Passando al compianto Stieg Larsson, ha creato un personaggio a mio dire degno di nota, fuori dagli schemi, e per questo assolutamente affascinante.

Lisbeth è un'hacker professionista, è bisessuale e ha avuto un'infanzia difficilissima, ma non per questo si è demoralizzata, e anche se ha perso la capacità di agire, non vuol dire che ella non sappia cosa dire e cosa fare. Ha un particolare intuito al punto da rasentare la genialità (si pensa nei romanzi che abbia la sindrome di Asperger, ma lo scrittore non è vissuto abbastanza per scrivere tutti i libri che pensava di creare per la saga) e ama la matematica.
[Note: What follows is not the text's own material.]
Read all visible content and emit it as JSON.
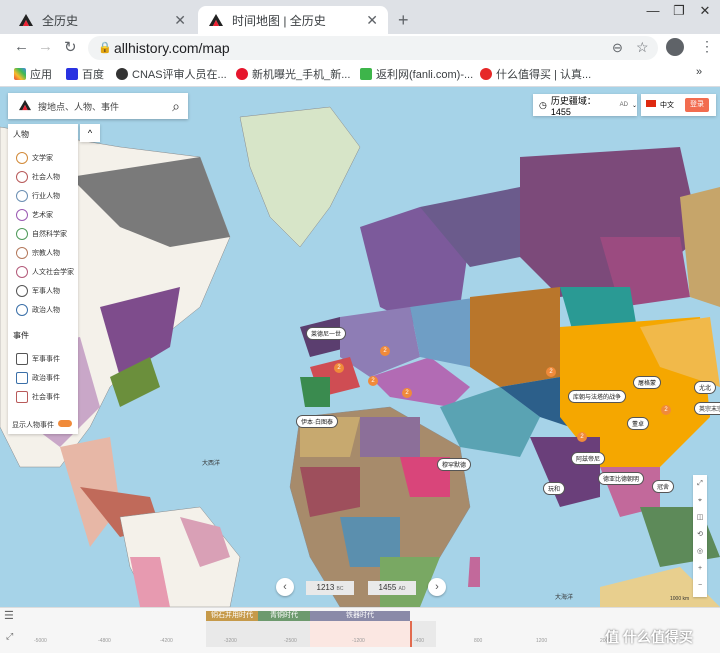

Prova sentimenti contrastanti verso se stessa e verso chi ama, ma è un'accesa sostenitrice dei diritti delle donne e a modo suo è una paladina di tutte le donne maltrattate e altro ancora.
Quanto mi somiglia da uno a dieci: otto, questo perché, fortunatamente, non ho vissuto ciò che ha patito lei.

Questo è un quadro generale delle mie "eroine", spero di essere all'altezza domattina di parlare di Lady Susan con lo stesso entusiasmo di come ho parlato di loro!